Eighmy’s book is well-known among students of the Baptist tradition. His treatment of the social attitudes of Southern Baptists is probably the clearest articulation of the idea that Southern Baptists have been too close to their culture to question it in any significant way.

6. Bill Leonard, God’s Last and Only Hope: The Fragmentation of the Southern Baptist Convention. Grand Rapids, MI: Eerdmans, 1990.

Dr. Leonard’s volume is probably the best book written about the controversy that consumed the Southern Baptist Convention during the 1980s and 1990s. Although Leonard’s analysis is excellent, some will question whether his assertion that conservatives broke with longstanding tradition as they demanded that denominational employees affirm a doctrine of biblical inerrancy is fair or accurate.

7. Barry Hankins, Uneasy in Babylon: Southern Baptist Conservatives and American Culture. Tuscaloosa, AL: University of Alabama Press, 2003.

Hankins’ excellent book serves as a guide for those perplexed by the conservatives that have controlled the Southern Baptist Convention since the early 1990s. Hankins shows convincingly that many leading Southern Baptist conservatives were influenced by the views of Francis Schaeffer in part because they spent time outside of the south during their youths or young adulthood. Because of these experiences, these leaders came to believe that the Southern Baptist Convention should adopt a similar perspective as the South came to be less insular and began to assimilate to the cultural patterns of the rest of the nation.

2 thoughts on “Understanding Baptist History and the Southern Baptist Convention: Some Suggestions for First Reads

  1. Good stuff, Andrew. This list is helpful for one who wants to understand the Southern Baptist. Najar and Wills looks particularly interesting as they deal with the subjects of authority and freedom. Those are two subjects that have certainly been pivotal for churches of Christ. Thanks for posting, Mac.

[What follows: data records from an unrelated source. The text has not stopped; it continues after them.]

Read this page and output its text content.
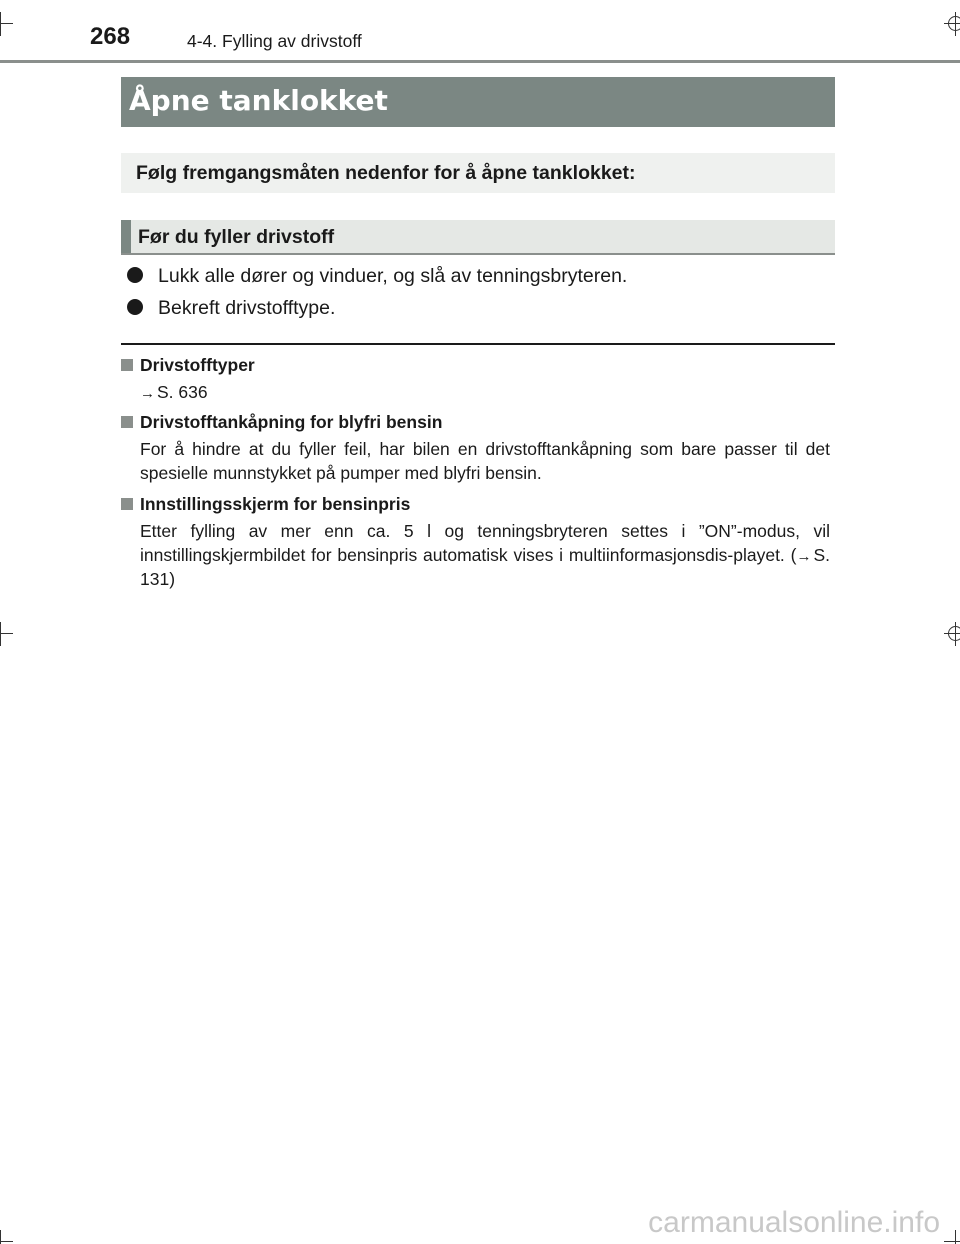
268	4-4. Fylling av drivstoff
Åpne tanklokket
Følg fremgangsmåten nedenfor for å åpne tanklokket:
Før du fyller drivstoff
Lukk alle dører og vinduer, og slå av tenningsbryteren.
Bekreft drivstofftype.
Drivstofftyper
→ S. 636
Drivstofftankåpning for blyfri bensin
For å hindre at du fyller feil, har bilen en drivstofftankåpning som bare passer til det spesielle munnstykket på pumper med blyfri bensin.
Innstillingsskjerm for bensinpris
Etter fylling av mer enn ca. 5 l og tenningsbryteren settes i ”ON”-modus, vil innstillingskjermbildet for bensinpris automatisk vises i multiinformasjonsdis-playet. (→ S. 131)
carmanualsonline.info
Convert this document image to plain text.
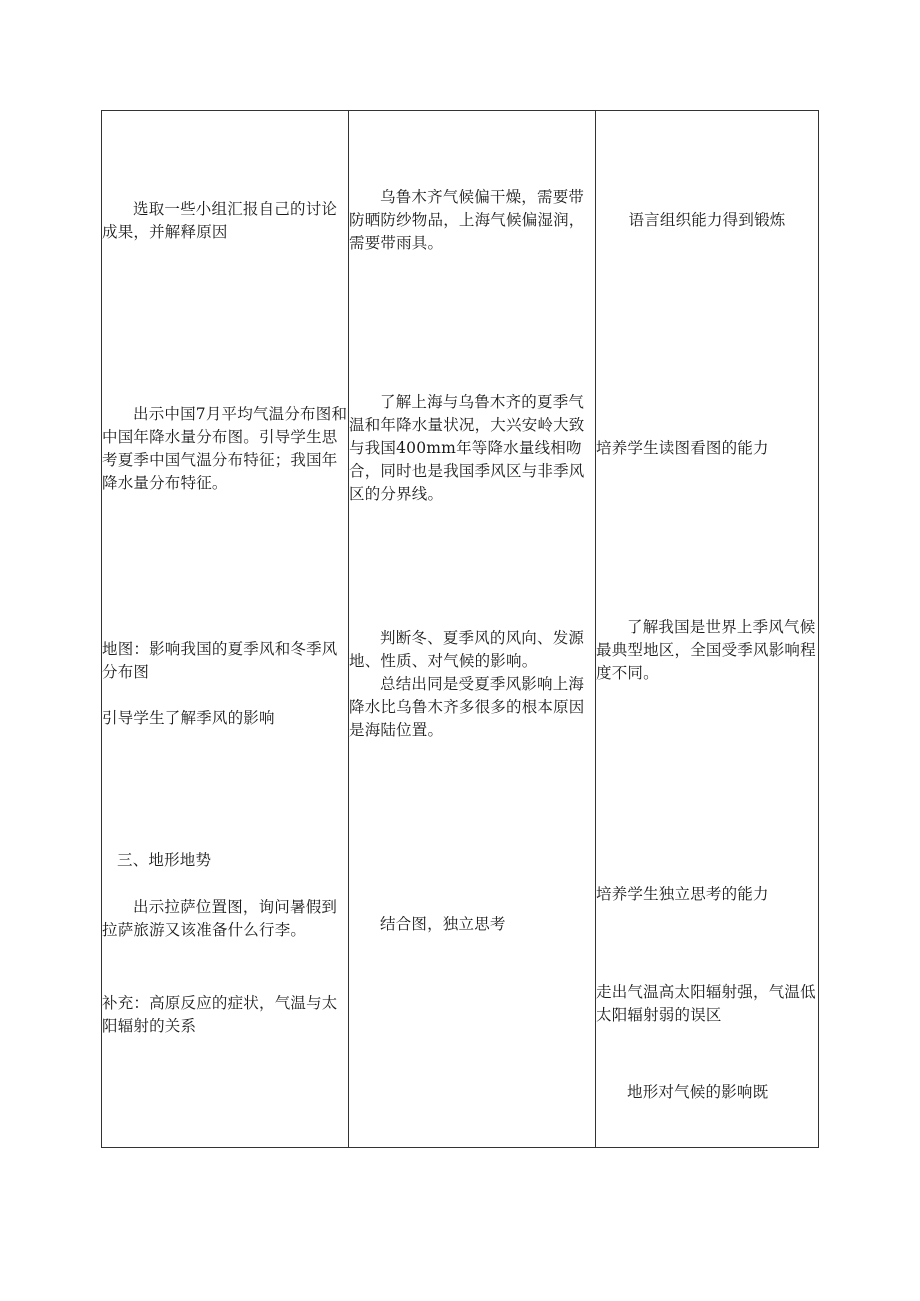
选取一些小组汇报自己的讨论成果，并解释原因

乌鲁木齐气候偏干燥，需要带防晒防纱物品，上海气候偏湿润，需要带雨具。

语言组织能力得到锻炼

出示中国7月平均气温分布图和中国年降水量分布图。引导学生思考夏季中国气温分布特征；我国年降水量分布特征。

了解上海与乌鲁木齐的夏季气温和年降水量状况，大兴安岭大致与我国400mm年等降水量线相吻合，同时也是我国季风区与非季风区的分界线。

培养学生读图看图的能力

地图：影响我国的夏季风和冬季风分布图

引导学生了解季风的影响

判断冬、夏季风的风向、发源地、性质、对气候的影响。

总结出同是受夏季风影响上海降水比乌鲁木齐多很多的根本原因是海陆位置。

了解我国是世界上季风气候最典型地区，全国受季风影响程度不同。

三、地形地势

出示拉萨位置图，询问暑假到拉萨旅游又该准备什么行李。

补充：高原反应的症状，气温与太阳辐射的关系

结合图，独立思考

培养学生独立思考的能力

走出气温高太阳辐射强，气温低太阳辐射弱的误区

地形对气候的影响既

  2. Much of my paternal ancestry is Southern Baptist. I know from one of my grandmother Pearson’s stories that church discipline was alive and well in some congregations! She and her sister well remembered one member who was disciplined for drunkeness at their Ebenezer Baptist Church in rural Choctaw County, Mississippi. Rather than meekly accepting the church’s discipline he got drunk again and rode horseback round and round the church while shouting during a church service. They never told me what he was shouting!